The Progressive Democrats spokesman on finance, Mr Michael McDowell, said there seemed to be no pattern of control over public spending and the Government had not achieved any significant tax reform.

He could only hope the Budget would take significant steps towards reform of the income tax code, but the indications were that would not happen and that we would be left with a 48 per cent tax take from people earning less than the average industrial wage.

In a sharp attack on the Government, the Fianna Fail leader, Mr Bertie Ahern, said its complacency and self-satisfaction over the state of the economy were misplaced. "This Government have done very little either to create or sustain the boom, which started in 1993-4. They simply inherited it, have managed it, and are now in danger of squandering it."

One of the biggest disincentives to employment was that, on virtually any given level of income, workers in the State were paying far more tax than workers in the North or in Britain.

No one was going to be impressed by a once-off give-away election Budget, Mr Ahern said. "For economic reasons, tax reductions should be evenly spread, and not all bunched into an election year."

It should be clear to everyone, he added, that public spending could not continue to rise at the current rate. The 14 per cent increase in the Department of the Taoiseach's administrative overheads, even before increases in pay were added to the figure, was scandalous

There was a 20 per cent rise in the administration costs in Mr Michael Lowry's former Department, and a trebling of expenditure on consultancies. "Perhaps Minister Dukes will do something about this." There was a 17 per cent rise in the administrative costs in the Department of Arts, Culture and the Gaeltacht.

Civil service numbers had been allowed to rise by 1,000, while Garda numbers had, if anything, dropped. "It is a fair bet that many of the increases in the subheads are for the purpose of making a string of good news announcements around the constituencies in the next few weeks, rather than for tackling genuine high priority social needs."

The Minister for Social Welfare, Mr De Rossa, said the record of the Government in its first two years in office had been one of outstanding success, particularly in the economic area.

"I will be happy to go before the people on the basis of the record of this Government, and particularly on the basis of what Democratic Left, a relatively small party that will only reach its fifth birthday in March, has been able to achieve."

That was not to deny that the Government had made mistakes, or that there were issues that could, and with the benefit of hindsight, should have been tackled differently. "But where mistakes have been made, the Government has moved speedily to remedy them.

Mr De Rossa said he would respectfully suggest it was time for the media to subject the Progressive Democrats, their record and politics, to the same sort of scrutiny to which all of the parties, including indeed Fianna Fail, were subjected.

The PDs had said in public that they were opposed to the principle of State funding of political parties, while privately canvassing for an increased share of the pot, and it did not merit a comment.

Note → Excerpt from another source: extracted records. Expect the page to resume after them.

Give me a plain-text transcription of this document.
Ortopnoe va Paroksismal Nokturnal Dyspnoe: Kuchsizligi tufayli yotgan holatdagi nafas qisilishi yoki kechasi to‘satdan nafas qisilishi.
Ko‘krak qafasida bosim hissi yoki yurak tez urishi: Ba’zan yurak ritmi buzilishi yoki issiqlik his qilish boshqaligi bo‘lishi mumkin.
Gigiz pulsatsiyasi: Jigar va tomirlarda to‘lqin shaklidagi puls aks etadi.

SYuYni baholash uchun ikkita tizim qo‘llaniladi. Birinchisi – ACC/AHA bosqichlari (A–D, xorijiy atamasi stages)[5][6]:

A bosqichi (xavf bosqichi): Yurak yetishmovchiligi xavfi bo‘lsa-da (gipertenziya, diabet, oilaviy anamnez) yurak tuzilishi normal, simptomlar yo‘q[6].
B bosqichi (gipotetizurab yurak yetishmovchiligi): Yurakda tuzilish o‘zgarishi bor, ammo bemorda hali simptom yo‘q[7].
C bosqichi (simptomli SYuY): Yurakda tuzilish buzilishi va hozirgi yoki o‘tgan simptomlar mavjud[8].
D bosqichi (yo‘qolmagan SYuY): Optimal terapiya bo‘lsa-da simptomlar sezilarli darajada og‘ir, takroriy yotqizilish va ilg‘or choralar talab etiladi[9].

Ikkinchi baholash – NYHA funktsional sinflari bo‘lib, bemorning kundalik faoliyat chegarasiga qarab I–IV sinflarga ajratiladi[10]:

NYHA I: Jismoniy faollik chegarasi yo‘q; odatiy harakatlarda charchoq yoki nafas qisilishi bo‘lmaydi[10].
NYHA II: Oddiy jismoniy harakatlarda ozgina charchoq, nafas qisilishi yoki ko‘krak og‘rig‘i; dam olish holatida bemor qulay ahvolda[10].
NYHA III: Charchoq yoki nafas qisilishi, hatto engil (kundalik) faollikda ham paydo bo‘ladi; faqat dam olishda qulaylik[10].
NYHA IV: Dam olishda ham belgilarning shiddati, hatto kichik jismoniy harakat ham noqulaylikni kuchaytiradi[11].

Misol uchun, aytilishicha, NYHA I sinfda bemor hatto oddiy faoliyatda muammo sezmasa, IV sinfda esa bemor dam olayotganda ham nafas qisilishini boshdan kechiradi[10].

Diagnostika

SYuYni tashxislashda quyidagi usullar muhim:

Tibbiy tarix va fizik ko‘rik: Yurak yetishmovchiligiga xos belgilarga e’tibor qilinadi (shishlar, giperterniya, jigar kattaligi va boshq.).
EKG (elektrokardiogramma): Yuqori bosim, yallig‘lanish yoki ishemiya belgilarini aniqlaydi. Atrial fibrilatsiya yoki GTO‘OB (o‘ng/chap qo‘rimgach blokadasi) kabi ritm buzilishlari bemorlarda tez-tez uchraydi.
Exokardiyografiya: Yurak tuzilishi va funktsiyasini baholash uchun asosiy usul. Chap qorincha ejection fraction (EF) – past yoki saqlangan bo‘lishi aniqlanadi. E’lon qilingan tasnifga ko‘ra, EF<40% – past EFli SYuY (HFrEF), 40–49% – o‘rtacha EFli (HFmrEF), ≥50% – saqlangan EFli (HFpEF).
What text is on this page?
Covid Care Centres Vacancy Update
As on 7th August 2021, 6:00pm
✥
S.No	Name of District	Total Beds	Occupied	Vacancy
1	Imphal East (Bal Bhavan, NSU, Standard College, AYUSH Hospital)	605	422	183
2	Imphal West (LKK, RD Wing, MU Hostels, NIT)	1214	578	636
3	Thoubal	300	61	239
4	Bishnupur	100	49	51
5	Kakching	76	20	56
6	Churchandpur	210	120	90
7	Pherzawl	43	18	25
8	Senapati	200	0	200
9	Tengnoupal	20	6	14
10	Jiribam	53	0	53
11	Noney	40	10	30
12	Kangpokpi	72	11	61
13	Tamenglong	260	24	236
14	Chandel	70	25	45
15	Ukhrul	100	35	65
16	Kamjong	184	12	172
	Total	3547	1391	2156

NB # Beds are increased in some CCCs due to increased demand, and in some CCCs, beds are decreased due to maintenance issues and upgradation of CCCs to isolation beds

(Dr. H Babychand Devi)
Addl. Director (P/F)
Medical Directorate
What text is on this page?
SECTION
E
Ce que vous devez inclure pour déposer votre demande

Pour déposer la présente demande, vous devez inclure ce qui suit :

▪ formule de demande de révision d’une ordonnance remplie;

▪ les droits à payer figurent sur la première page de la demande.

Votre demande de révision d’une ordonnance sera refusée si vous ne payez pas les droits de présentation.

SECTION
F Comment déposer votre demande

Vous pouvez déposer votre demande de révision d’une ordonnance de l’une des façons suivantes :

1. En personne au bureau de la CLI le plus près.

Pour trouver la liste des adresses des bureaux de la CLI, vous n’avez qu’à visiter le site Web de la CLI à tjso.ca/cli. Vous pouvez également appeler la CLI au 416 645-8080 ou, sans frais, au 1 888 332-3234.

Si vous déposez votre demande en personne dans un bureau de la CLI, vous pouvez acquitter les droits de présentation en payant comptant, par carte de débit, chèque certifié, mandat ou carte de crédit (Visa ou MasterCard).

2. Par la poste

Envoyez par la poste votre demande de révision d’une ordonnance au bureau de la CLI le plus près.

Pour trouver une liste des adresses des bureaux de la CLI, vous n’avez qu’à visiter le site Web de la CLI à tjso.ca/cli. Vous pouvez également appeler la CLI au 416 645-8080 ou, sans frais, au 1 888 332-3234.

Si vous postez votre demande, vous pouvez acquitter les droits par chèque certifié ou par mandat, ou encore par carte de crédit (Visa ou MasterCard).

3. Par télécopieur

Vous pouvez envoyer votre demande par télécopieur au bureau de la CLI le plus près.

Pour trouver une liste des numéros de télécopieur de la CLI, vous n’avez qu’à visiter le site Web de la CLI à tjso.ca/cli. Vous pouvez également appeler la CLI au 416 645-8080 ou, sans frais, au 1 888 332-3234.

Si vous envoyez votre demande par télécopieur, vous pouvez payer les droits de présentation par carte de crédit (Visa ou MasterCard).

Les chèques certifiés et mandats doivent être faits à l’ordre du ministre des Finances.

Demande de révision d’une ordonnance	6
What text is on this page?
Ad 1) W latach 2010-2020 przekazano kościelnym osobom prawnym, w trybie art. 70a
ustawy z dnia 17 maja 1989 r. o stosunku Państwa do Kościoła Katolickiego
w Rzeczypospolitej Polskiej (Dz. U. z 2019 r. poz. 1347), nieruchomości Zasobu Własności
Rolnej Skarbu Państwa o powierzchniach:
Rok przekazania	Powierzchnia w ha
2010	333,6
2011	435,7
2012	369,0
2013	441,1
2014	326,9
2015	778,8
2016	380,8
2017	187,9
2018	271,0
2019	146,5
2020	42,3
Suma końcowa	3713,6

Deputy "Hong Kong" Harney had cried crocodile tears for the Dunnes Stores workers while championing the Asian economic model of low pay and low social protection, and it passed without comment.

And the party had produced an economic plan costing over £1 billion, but had been asked no more than cursory questions about what essential services they would cut to finance it.

"Deputy Harney may be the benign, television-friendly face of the PDs, but the ideological steel, as he has shown in and out of government, is provided by Deputy McDowell. A potential cabinet which would have at its ideological core, possibly as Ministers for Finance and Social Welfare, Deputies McCreevy and McDowell, will send a cold shiver of apprehension down the spines of the poorest and weakest sectors of Irish society - the poor, the sick, the elderly, the unemployed."

In its desperation to keep on side with the only party it saw as even remotely capable of propelling it back into government, Deputy Bertie Ahern was engaged with Deputy Harney "in a frantic Riverdance of the Right".